Come ha fatto Barack Obama a dissipare in due anni quel suo patrimonio carismatico, fatto di speranza, cambiamento, fiducia nel fare? Ci sono una serie di spiegazioni razionali, tra le quali aver imposto la riforma sanitaria come una priorità, contro la maggioranza dell’opinione pubblica e in un momento del tutto sbagliato: cioè quando venivano spesi 1500 miliardi di dollari per salvataggi e stimoli, senza per questo far ripartire la crescita e l’occupazione.

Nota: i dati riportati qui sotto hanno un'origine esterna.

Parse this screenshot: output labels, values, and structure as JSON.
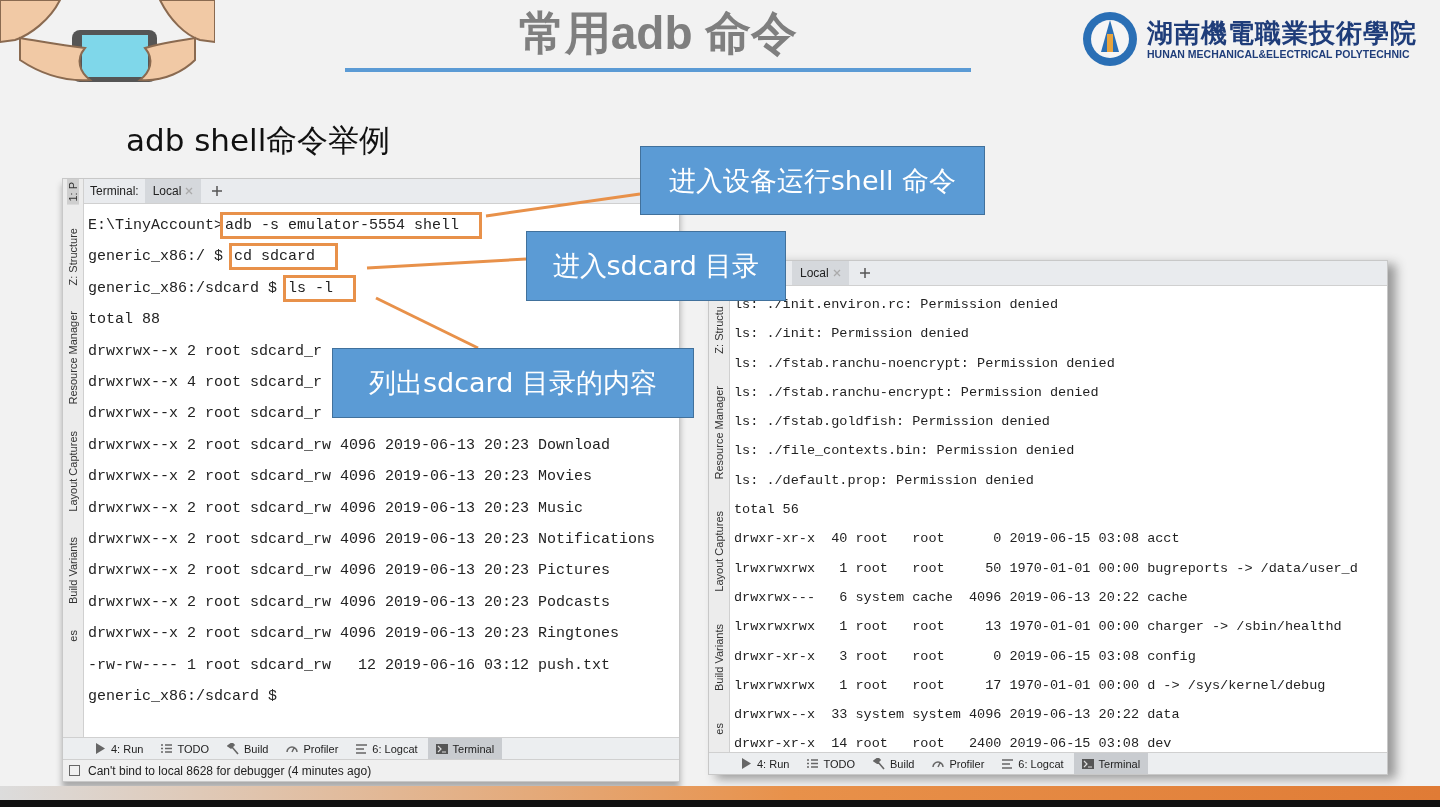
{
  "slide": {
    "title": "常用adb 命令",
    "subtitle": "adb shell命令举例"
  },
  "logo": {
    "name": "湖南機電職業技術學院",
    "english": "HUNAN MECHANICAL&ELECTRICAL POLYTECHNIC"
  },
  "windows": [
    {
      "side_tabs": [
        {
          "label": "1: P",
          "selected": true
        },
        {
          "label": "Z: Structure",
          "selected": false
        },
        {
          "label": "Resource Manager",
          "selected": false
        },
        {
          "label": "Layout Captures",
          "selected": false
        },
        {
          "label": "Build Variants",
          "selected": false
        },
        {
          "label": "es",
          "selected": false
        }
      ],
      "tab_caption": "Terminal:",
      "tabs": [
        {
          "label": "Local",
          "selected": true
        }
      ],
      "lines": [
        {
          "kind": "command",
          "prompt": "E:\\TinyAccount>",
          "command": "adb -s emulator-5554 shell",
          "highlighted": true
        },
        {
          "kind": "command",
          "prompt": "generic_x86:/ $ ",
          "command": "cd sdcard",
          "highlighted": true
        },
        {
          "kind": "command",
          "prompt": "generic_x86:/sdcard $ ",
          "command": "ls -l",
          "highlighted": true
        },
        {
          "kind": "output",
          "text": "total 88"
        },
        {
          "kind": "output",
          "text": "drwxrwx--x 2 root sdcard_r"
        },
        {
          "kind": "output",
          "text": "drwxrwx--x 4 root sdcard_r"
        },
        {
          "kind": "output",
          "text": "drwxrwx--x 2 root sdcard_r"
        },
        {
          "kind": "output",
          "text": "drwxrwx--x 2 root sdcard_rw 4096 2019-06-13 20:23 Download"
        },
        {
          "kind": "output",
          "text": "drwxrwx--x 2 root sdcard_rw 4096 2019-06-13 20:23 Movies"
        },
        {
          "kind": "output",
          "text": "drwxrwx--x 2 root sdcard_rw 4096 2019-06-13 20:23 Music"
        },
        {
          "kind": "output",
          "text": "drwxrwx--x 2 root sdcard_rw 4096 2019-06-13 20:23 Notifications"
        },
        {
          "kind": "output",
          "text": "drwxrwx--x 2 root sdcard_rw 4096 2019-06-13 20:23 Pictures"
        },
        {
          "kind": "output",
          "text": "drwxrwx--x 2 root sdcard_rw 4096 2019-06-13 20:23 Podcasts"
        },
        {
          "kind": "output",
          "text": "drwxrwx--x 2 root sdcard_rw 4096 2019-06-13 20:23 Ringtones"
        },
        {
          "kind": "output",
          "text": "-rw-rw---- 1 root sdcard_rw   12 2019-06-16 03:12 push.txt"
        },
        {
          "kind": "output",
          "text": "generic_x86:/sdcard $"
        }
      ],
      "bottom_tabs": [
        {
          "label": "4: Run",
          "selected": false
        },
        {
          "label": "TODO",
          "selected": false
        },
        {
          "label": "Build",
          "selected": false
        },
        {
          "label": "Profiler",
          "selected": false
        },
        {
          "label": "6: Logcat",
          "selected": false
        },
        {
          "label": "Terminal",
          "selected": true
        }
      ],
      "status": "Can't bind to local 8628 for debugger (4 minutes ago)"
    },
    {
      "side_tabs": [
        {
          "label": "Z: Structu",
          "selected": false
        },
        {
          "label": "Resource Manager",
          "selected": false
        },
        {
          "label": "Layout Captures",
          "selected": false
        },
        {
          "label": "Build Variants",
          "selected": false
        },
        {
          "label": "es",
          "selected": false
        }
      ],
      "tabs": [
        {
          "label": "Local",
          "selected": true
        }
      ],
      "lines": [
        {
          "kind": "output",
          "text": "ls: ./init.environ.rc: Permission denied"
        },
        {
          "kind": "output",
          "text": "ls: ./init: Permission denied"
        },
        {
          "kind": "output",
          "text": "ls: ./fstab.ranchu-noencrypt: Permission denied"
        },
        {
          "kind": "output",
          "text": "ls: ./fstab.ranchu-encrypt: Permission denied"
        },
        {
          "kind": "output",
          "text": "ls: ./fstab.goldfish: Permission denied"
        },
        {
          "kind": "output",
          "text": "ls: ./file_contexts.bin: Permission denied"
        },
        {
          "kind": "output",
          "text": "ls: ./default.prop: Permission denied"
        },
        {
          "kind": "output",
          "text": "total 56"
        },
        {
          "kind": "output",
          "text": "drwxr-xr-x  40 root   root      0 2019-06-15 03:08 acct"
        },
        {
          "kind": "output",
          "text": "lrwxrwxrwx   1 root   root     50 1970-01-01 00:00 bugreports -> /data/user_d"
        },
        {
          "kind": "output",
          "text": "drwxrwx---   6 system cache  4096 2019-06-13 20:22 cache"
        },
        {
          "kind": "output",
          "text": "lrwxrwxrwx   1 root   root     13 1970-01-01 00:00 charger -> /sbin/healthd"
        },
        {
          "kind": "output",
          "text": "drwxr-xr-x   3 root   root      0 2019-06-15 03:08 config"
        },
        {
          "kind": "output",
          "text": "lrwxrwxrwx   1 root   root     17 1970-01-01 00:00 d -> /sys/kernel/debug"
        },
        {
          "kind": "output",
          "text": "drwxrwx--x  33 system system 4096 2019-06-13 20:22 data"
        },
        {
          "kind": "output",
          "text": "drwxr-xr-x  14 root   root   2400 2019-06-15 03:08 dev"
        }
      ],
      "bottom_tabs": [
        {
          "label": "4: Run",
          "selected": false
        },
        {
          "label": "TODO",
          "selected": false
        },
        {
          "label": "Build",
          "selected": false
        },
        {
          "label": "Profiler",
          "selected": false
        },
        {
          "label": "6: Logcat",
          "selected": false
        },
        {
          "label": "Terminal",
          "selected": true
        }
      ]
    }
  ],
  "callouts": [
    {
      "text": "进入设备运行shell 命令"
    },
    {
      "text": "进入sdcard 目录"
    },
    {
      "text": "列出sdcard 目录的内容"
    }
  ]
}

C’è l’abbandono del centro moderato, per non perdere contatto con l’ala liberal. C’è la debolezza nei confronti del Congresso al quale ha delegato le scelte più importanti, creando pasticci come l’assalto alla diligenza del Recovery Act, quasi 800 miliardi nei quali è entrato un po’ di tutto. Ma per capire davvero quel che sta accadendo bisogna entrare nella pancia del paese. Da lì parte quella che già chiamano “la rivoluzione di midterm”.



La perdita della camera bassa, di molti seggi al senato e almeno dieci governatori è una débacle che va ben al di là della classica sanzione degli elettori a metà mandato contro il presidente in carica. Non perché preannuncia già una sconfitta nel 2012 (non è accaduto né a Bill Clinton, né a George W. Bush), tanto meno perché si tratta di un referendum su Barack Obama. Ma perché ha dato forma politica a un profondo malessere sociale, ha portato al Congresso quella che l’Economist nell’ultimo numero chiama l’Angry America, profondamente arrabbiata, intimamente delusa, profondamente colpita dalla crisi. Qual è questa America?



Se guardiamo a quella che partecipa al movimento dei Tea Party, è composta di piccola, piccolissima borghesia che esprime una frustrazione trasformatasi in rabbia. I militanti sono per lo più wasp (white anglo-saxon protestants), di età compresa tra i 30 e i 50 anni, che abitano negli immensi sobborghi metropolitani, nel sud e nel west. Anche se i Tea Party sono ormai diffusi anche nel New York State.

Tutti i giornali più importanti d’America hanno dedicato pagine e pagine al nuovo fenomeno. Una galassia di sigle, gruppi, club, associazioni a vario livello, da quello minimo (talvolta un gruppo di amici o di vicini) a quello massimo come Americans for Prosperity e le organizzazioni finanziate dai Koch brothers, i magnati del petrolio da sempre libertari e antistatalisti, i talk show di Glenn Beck sulla Fox di Rupert Murdoch o Rick Santelli su CNBC, il primo a evocare, il 19 febbraio 2009, la rivolta del tè.

Chi parla di grandi burattinai o di fanatici manipolati dai boss repubblicani perde di vista il senso del processo: una protesta della classe media, che ha come bersaglio il ritorno invadente del Leviatano. Lo stato, si dice, ci ha salvato dalle rovine del mercato selvaggio e adesso chi ci salva dallo stato? L’intervento massiccio del governo doveva risolvere i problemi, si è rivelato esso stesso un problema, se non il cuore dei problemi presenti e futuri. Il peso del debito soffoca la ripresa e la stagnazione non crea lavoro. Le banche si sono rafforzate grazie ai soldi dei contribuenti, ma tolgono le case a quegli stessi taxpayers in difficoltà nel pagare i mutui.

         

La crisi fiscale dello stato è la causa anche del malessere che attraversa l’Europa e colpisce più i ceti medi degli altri gruppi sociali. Apparentemente, i francesi, gli spagnoli, gli italiani che scendono in piazza, sono l’opposto degli invitati ai tè americani. Questi ultimi vogliono meno stato, i primi chiedono più stato. Eppure, i dipendenti pubblici che si oppongono ai tagli, o il rifiuto di riformare le pensioni, sono tentativi nostalgici di resistere a un mondo ormai improponibile, quello che assicura protezione dalla culla alla tomba attraverso apparati pubblici finanziati con le tasse o con i debiti. Dunque, il Leviatano è il problema anche nella vecchia Europa che non solo ha bisogno di risparmiare e ridurre le garanzie, ma deve rivedere la concezione del benessere collettivo.

         

Modi d’essere, parole d’ordine, obiettivi sono diversi sulle due sponde dell’Atlantico. Ma nell’un caso e nell’altro, la chiave del futuro appare la stessa: passare dal welfare al workfare, riportare al centro del patto sociale il lavoro e non l’assistenza. Se i tre pilastri comuni ai tea party sono la riduzione dello statalismo, la libera impresa e la responsabilità individuale, ben vengano – scrive l’Economist. Anche l’Europa avrebbe bisogno di un vento liberatorio in grado di dire ai deboli e incerti governi nazionali e al farraginoso apparato di Bruxelles: il re è nudo.